Endometriosis : involvement of stem cells and clinical impact

Abstract

Introduction: Endometriosis is a common gynaecological disease affecting up to 10% of women of reproductive age. The women suffer from severe abdominal pain and infertility as a consequence of the chronic inflammation. The disease has also been associated with an increased risk of cancer, in particular endometrial and ovarian cancer. Endometriosis represents an important socioeconomic burden as the condition is associated with productivity loss, medical and surgical treatments including assisted reproduction, and a compromised quality of life. The pathophysiology of endometriosis is not fully understood, and as of today we are unable to identify women at risk for cancer development and offer them a tailor-made prophylactic treatment.

Aims: The overall aim of this thesis is to explore some of the mechanisms that have an important influence on clinical impact, in particular infertility and the risk of developing endometriosis-associated cancer. The mechanisms enabling endometriotic lesion establishment are explored in an in vitro experimental model and the methylation profile of the fertility-regulating gene HOXA10 is investigated in eutopic and ectopic endometrium. This study also attempts to identify the molecular link between endometriotic stem cells and the development of ovarian cancer by exploring CSC-specific markers and their molecular signatures, and gene expression profile of cancer-correlated molecules in different endometrial compartments.
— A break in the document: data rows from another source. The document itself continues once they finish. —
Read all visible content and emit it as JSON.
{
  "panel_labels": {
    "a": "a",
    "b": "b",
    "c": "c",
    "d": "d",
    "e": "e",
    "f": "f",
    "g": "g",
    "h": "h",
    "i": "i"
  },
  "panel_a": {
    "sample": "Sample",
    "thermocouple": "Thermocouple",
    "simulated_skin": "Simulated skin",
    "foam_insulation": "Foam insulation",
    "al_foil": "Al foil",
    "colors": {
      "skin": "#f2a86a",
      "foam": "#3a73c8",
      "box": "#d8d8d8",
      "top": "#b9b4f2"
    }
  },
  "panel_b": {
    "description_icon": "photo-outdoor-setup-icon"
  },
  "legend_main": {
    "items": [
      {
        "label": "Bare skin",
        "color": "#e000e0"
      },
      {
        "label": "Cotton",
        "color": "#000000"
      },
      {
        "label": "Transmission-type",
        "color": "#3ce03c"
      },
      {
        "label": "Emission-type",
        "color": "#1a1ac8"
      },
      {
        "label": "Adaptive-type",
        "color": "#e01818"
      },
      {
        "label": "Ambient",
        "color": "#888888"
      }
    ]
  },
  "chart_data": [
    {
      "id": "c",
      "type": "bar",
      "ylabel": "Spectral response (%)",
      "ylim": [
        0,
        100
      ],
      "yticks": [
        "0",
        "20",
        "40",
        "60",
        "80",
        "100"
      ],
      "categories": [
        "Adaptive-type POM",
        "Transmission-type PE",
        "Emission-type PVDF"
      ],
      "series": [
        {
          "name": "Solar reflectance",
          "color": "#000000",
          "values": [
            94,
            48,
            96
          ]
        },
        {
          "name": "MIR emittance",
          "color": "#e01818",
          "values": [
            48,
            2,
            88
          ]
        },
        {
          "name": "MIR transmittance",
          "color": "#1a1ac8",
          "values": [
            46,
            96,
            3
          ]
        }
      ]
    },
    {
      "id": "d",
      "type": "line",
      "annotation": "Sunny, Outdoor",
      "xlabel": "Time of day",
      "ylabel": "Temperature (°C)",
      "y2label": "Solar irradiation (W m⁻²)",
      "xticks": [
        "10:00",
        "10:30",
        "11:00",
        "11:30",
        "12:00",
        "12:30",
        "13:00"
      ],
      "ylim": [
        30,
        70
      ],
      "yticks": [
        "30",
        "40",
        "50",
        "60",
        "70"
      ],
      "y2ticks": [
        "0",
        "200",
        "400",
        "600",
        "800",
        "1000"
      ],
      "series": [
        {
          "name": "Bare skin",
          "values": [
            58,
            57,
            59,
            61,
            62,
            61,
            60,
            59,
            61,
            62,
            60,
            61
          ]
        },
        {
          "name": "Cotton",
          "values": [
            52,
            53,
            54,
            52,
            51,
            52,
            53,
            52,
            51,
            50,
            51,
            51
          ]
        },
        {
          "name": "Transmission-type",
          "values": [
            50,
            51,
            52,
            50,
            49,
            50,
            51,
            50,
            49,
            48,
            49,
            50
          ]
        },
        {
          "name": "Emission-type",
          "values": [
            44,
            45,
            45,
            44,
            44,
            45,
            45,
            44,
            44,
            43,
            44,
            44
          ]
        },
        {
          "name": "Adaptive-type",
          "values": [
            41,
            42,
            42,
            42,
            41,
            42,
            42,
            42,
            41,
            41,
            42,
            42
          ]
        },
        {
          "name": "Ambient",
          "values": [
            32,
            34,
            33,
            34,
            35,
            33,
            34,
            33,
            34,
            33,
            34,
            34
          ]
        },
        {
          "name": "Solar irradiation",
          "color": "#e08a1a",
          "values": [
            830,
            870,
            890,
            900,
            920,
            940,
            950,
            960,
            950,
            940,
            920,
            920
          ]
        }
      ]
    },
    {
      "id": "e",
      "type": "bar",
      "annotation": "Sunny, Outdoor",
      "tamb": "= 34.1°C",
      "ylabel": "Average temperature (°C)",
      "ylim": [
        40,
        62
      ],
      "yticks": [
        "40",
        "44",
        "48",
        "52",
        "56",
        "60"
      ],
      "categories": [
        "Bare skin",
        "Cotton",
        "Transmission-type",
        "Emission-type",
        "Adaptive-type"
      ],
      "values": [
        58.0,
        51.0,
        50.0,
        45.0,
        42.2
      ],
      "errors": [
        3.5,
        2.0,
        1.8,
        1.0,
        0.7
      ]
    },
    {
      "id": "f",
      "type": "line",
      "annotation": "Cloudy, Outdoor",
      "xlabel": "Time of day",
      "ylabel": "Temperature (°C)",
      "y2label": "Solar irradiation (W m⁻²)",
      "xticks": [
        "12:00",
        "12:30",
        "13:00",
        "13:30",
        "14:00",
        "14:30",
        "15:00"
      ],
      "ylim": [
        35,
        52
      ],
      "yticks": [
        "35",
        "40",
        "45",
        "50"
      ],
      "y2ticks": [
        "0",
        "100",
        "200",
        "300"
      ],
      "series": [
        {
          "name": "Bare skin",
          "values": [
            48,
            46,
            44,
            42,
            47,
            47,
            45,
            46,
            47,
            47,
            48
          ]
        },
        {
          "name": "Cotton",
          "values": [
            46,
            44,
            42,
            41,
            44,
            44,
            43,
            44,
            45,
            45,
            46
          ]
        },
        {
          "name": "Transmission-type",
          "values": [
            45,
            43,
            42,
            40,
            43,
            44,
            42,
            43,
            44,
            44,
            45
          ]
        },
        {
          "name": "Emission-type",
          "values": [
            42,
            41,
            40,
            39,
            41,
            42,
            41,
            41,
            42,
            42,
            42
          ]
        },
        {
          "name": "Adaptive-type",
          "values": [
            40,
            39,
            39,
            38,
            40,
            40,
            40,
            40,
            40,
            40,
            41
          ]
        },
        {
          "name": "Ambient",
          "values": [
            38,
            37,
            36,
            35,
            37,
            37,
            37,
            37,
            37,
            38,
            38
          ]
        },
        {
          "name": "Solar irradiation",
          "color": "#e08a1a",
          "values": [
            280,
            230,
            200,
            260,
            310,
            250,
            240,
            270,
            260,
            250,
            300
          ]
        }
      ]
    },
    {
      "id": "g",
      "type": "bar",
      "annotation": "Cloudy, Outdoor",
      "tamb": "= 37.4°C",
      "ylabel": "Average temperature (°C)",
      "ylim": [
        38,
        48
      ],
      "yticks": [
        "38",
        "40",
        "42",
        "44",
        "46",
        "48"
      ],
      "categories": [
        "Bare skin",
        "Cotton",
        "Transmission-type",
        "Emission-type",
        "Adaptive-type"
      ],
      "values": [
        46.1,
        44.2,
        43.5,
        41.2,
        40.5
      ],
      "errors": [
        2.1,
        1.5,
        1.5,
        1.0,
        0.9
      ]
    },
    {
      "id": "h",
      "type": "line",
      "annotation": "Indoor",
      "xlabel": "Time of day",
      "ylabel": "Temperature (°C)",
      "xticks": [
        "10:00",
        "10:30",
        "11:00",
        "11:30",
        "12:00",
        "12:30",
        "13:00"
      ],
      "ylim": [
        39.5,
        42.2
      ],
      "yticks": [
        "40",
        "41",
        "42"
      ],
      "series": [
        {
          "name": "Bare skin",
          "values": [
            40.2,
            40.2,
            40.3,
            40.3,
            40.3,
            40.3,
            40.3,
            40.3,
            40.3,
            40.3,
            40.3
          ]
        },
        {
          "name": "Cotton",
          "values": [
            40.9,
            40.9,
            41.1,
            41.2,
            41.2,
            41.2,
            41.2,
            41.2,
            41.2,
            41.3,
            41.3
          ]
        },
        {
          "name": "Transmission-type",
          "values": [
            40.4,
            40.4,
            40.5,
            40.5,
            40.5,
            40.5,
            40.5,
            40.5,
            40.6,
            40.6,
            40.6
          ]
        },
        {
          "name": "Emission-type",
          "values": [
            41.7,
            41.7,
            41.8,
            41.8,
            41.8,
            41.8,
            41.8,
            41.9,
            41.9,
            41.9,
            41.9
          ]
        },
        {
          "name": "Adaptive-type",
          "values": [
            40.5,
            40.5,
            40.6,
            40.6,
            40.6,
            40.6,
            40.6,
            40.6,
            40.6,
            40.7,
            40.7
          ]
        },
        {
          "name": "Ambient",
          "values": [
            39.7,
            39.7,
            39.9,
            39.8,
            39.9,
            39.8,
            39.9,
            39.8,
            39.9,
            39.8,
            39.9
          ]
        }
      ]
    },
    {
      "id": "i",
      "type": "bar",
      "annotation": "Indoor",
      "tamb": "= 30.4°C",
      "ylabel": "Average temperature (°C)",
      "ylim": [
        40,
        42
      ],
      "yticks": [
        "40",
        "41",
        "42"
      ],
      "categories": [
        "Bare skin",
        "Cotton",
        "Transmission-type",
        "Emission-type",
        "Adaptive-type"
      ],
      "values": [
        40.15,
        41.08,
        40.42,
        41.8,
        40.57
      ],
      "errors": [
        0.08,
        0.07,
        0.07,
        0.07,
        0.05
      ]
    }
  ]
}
Results: Significant changes were found in the endometrium of women with endometriosis compared to healthy controls. The first study demonstrated the expression of ApoE, ITGB2, ITGB7, LAMC1, CD24, and JAM-1 in women with and without endometriosis. Also, some of the molecules showed a significant altered expression upon comparing endometrium from women with and without endometriosis, as well as eutopic and ectopic endometrium of women with endometriosis. ApoE and JAM-1 were decreased in both proliferative and secretory phase in endometrium from women with endometriosis, and mRNA expression of LAMC1 was reduced in endometrium from endometriosis patients compared with controls in the proliferative phase. CD24 expression was significantly expressed in eutopic and ectopic endometrium in women with endometriosis. In the second study, we found a significant hypermethylation of the HOXA10 gene in eutopic secretory endometrium in women with endometriosis compared with controls. When comparing the methylation profile in patients suffering from ovarian endometriosis with patients presenting extra-ovarian disease, we could not demonstrate any significant correlation between methylation status and stage of disease. The third study demonstrated that mesenchymal endometrial stem cells from women with endometriosis showed an active S-phase as well as an up-regulation of PTEN, VEGF-α, and decreased BCL2 gene-expression compared to controls. A subset of potentially ‘high-risk’ patients could be identified showing a significant up-regulation of genes involved in reprogramming SOX2, NANOG; cancer metabolism TP53, K-ras; and epithelial- mesenchymal transition genes TGF-α and SNAI1. TP53 turned out to play the role of a master regulator. When comparing monolayer to 3D spheroid cultures, an increased coexpression of CSC surface markers CD44 and CD133 was seen, and the chemo-sensitivity assay performed in a 3D-tumour microenvironment revealed increased tumour invasion in the ‘high-risk’ group. In the fourth study, we found a significant difference in the expression of genes that correlated with endometrial malignant transformation in both endometrial stromal and glandular compartments in endometriosis patients compared with controls.

Conclusions: Our results shed light on the molecular linkage to the etiology of endometriosis and malignant transformation of endometriosis, as well as providing useful information relevant to endometriosis-associated infertility and pathogenesis.